The vote occurred on Friday in Woodland Hills, California, where R. Guy Erwin received 210 of the 381 votes cast on the sixth ballot during the three-day assembly. Erwin’s election was announced by the denomination in a press release, noting that he is “ELCA’s first synod bishop who is gay and in a partnered relationship.”
Erwin will oversee the Southwest California Synod, which covers Los Angeles and the surrounding area.
“The ELCA is a church that belongs to Christ, and in it there is a place for all,” stated spokeswoman Melissa Ramirez Cooper. “The election of Pastor Erwin illustrates what many in the 4 million-member church believe: that God calls each of us by name.”
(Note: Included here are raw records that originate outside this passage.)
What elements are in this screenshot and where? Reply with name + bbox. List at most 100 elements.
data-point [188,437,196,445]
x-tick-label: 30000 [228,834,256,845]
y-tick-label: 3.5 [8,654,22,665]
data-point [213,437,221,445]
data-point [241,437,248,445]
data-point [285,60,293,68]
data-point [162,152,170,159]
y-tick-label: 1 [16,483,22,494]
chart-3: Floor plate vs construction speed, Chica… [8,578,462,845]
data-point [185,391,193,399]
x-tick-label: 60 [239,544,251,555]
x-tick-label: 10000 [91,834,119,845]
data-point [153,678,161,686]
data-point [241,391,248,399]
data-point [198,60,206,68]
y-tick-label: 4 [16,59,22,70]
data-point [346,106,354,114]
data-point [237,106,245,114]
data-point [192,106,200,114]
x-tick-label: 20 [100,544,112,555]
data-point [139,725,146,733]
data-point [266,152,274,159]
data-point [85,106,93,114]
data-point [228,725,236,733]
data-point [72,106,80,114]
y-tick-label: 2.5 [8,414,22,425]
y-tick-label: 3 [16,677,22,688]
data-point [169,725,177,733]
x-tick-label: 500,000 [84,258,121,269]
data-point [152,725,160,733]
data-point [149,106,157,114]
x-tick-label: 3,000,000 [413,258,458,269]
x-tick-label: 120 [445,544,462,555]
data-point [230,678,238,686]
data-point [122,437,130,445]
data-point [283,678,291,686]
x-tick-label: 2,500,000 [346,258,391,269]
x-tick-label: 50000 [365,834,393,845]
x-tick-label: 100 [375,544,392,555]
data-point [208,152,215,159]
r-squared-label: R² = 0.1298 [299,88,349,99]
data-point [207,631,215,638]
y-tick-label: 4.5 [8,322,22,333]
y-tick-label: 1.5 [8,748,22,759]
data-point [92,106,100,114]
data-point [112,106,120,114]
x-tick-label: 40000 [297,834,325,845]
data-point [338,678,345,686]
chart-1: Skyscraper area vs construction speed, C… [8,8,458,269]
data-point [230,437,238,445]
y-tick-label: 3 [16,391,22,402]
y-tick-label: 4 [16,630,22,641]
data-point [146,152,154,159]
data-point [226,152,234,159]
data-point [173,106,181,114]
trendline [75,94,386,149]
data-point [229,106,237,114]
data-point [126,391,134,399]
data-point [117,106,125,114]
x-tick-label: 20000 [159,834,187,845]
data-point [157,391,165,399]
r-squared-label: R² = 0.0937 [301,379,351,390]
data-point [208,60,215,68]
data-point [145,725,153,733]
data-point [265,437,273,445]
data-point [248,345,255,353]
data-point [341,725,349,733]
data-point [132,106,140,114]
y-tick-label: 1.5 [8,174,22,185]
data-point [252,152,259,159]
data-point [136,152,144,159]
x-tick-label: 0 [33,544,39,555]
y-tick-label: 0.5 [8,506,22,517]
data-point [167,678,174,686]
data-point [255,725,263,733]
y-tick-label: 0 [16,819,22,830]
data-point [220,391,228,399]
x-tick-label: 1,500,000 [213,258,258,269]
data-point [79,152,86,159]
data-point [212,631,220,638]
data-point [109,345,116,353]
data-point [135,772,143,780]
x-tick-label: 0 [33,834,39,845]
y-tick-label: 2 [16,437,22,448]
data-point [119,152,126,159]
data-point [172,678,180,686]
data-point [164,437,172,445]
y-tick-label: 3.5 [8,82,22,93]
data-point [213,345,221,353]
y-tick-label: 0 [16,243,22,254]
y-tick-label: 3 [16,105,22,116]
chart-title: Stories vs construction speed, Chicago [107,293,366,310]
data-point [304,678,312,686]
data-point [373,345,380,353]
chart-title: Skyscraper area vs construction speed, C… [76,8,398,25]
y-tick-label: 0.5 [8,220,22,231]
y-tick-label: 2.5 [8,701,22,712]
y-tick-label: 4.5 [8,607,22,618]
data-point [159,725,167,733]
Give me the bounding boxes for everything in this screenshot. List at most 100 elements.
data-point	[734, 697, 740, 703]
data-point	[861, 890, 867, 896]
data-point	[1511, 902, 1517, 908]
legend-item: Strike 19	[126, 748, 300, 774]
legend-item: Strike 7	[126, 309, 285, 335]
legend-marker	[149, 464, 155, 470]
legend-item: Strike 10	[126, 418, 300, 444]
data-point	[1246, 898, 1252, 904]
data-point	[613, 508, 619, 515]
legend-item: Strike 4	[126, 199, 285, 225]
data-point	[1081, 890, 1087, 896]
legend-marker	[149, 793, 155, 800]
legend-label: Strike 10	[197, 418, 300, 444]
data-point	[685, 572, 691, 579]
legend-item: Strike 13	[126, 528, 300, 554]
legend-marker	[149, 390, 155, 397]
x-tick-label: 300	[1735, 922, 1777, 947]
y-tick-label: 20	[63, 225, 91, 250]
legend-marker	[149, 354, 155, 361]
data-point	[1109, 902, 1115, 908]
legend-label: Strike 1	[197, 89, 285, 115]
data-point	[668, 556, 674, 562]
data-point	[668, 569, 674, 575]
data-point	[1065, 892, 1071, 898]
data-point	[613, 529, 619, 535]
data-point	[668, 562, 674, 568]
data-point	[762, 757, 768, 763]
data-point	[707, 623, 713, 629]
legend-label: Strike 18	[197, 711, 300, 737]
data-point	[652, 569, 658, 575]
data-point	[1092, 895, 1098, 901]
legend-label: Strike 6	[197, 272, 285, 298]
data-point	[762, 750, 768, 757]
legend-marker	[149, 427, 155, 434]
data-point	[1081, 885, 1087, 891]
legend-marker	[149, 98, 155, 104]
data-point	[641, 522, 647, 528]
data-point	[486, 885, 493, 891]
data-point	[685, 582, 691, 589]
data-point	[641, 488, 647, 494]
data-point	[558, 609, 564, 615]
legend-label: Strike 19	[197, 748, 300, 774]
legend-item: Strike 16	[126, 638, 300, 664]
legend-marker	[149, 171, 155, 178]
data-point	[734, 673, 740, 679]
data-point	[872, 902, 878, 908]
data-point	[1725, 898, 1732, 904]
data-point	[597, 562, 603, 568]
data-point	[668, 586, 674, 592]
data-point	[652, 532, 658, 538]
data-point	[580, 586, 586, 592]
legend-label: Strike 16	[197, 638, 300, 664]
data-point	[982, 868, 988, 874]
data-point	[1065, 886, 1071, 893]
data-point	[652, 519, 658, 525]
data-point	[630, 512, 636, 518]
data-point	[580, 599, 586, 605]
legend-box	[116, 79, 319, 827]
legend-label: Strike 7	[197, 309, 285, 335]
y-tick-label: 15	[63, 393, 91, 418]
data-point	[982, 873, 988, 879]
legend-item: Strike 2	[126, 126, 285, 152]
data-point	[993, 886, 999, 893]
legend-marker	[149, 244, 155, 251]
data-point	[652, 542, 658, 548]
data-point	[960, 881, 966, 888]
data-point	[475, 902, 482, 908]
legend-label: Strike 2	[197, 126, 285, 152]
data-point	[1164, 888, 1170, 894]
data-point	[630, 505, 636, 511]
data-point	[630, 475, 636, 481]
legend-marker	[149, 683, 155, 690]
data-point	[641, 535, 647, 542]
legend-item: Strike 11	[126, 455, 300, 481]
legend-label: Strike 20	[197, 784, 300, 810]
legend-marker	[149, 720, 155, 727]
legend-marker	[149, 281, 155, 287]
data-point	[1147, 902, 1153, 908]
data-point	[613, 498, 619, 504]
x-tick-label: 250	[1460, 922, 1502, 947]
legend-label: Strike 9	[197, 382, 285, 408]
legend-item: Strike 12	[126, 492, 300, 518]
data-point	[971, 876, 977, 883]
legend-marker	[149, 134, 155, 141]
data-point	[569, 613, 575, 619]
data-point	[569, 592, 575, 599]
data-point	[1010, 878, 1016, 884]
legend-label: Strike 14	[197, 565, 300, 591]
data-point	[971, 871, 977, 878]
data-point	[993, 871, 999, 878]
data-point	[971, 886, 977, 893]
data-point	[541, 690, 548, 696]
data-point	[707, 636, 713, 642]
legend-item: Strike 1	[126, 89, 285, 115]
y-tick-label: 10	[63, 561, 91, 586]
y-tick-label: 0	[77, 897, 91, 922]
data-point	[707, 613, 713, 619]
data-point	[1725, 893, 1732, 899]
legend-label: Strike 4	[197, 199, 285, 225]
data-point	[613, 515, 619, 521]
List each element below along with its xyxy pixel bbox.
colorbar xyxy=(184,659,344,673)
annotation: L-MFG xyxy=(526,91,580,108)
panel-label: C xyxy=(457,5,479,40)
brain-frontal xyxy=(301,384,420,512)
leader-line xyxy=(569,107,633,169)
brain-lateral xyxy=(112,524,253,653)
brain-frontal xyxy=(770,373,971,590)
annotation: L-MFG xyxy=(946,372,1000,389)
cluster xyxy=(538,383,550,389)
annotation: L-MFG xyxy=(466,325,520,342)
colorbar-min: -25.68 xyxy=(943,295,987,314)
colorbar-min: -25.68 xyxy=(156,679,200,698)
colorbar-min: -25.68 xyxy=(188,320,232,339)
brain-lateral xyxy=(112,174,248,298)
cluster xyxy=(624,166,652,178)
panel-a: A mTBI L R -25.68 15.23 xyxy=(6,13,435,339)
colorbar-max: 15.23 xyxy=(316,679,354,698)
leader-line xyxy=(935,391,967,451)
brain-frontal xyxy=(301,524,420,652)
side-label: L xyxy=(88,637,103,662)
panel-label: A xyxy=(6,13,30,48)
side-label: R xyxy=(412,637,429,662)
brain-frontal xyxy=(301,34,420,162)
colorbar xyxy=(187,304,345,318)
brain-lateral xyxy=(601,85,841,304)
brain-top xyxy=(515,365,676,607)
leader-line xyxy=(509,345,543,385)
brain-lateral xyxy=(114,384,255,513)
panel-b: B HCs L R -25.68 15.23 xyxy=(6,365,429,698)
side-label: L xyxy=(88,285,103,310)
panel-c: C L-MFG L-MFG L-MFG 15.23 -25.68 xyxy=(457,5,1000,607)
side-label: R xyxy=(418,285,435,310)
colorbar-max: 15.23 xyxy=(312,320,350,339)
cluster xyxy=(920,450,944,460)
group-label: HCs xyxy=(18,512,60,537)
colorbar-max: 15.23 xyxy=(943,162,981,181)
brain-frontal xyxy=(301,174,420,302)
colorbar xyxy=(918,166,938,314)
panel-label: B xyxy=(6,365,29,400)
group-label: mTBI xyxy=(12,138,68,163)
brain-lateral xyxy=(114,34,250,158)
Erwin currently leads Faith Lutheran Church in Canoga Park, California and is also a professor of Lutheran Confessional Theology at California Lutheran University in Thousand Oaks, California. He is additionally the ELCA representative to the Faith and Order Commission of the World Council of Churches, and is noted as being the first Native American bishop in the denomination.
“I know that many will see my election as a significant milestone for both LGBT people and Native Americans, and I pray that I can be a positive representation for both communities,” Erwin told the homosexual advocacy group GLAAD. “There was a time when I believed that I would not be able to serve as a pastor in the ELCA. Our church has now recognized the God-given gifts and abilities that LGBT people can bring to the denomination.”
His bio states that he believes he brings to the position a “deep faith in Christ’s presence in his church lived out in 20 years of parish experience blended with university and seminary-level teaching.”
The ELCA voted in 2009 to allow homosexual clergy, which has resulted in over 600 churches parting ways with the denomination.
“The vice of the sodomites is an unparalleled enormity,” Lutheran founder Martin Luther once stated, according to Ewald Martin Plass’ book What Luther Says: An Anthology. “It departs from the natural passion and desire, planted into nature by God, according to which the male has a passionate desire for the female. Sodomy craves what is entirely contrary to nature.”
“Whence comes this perversion? Without a doubt it comes from the devil,” he continued. “After a man has once turned aside from the fear of God, the devil puts such great pressure upon his nature that he extinguishes the fire of natural desire and stirs up another, which is contrary to nature.”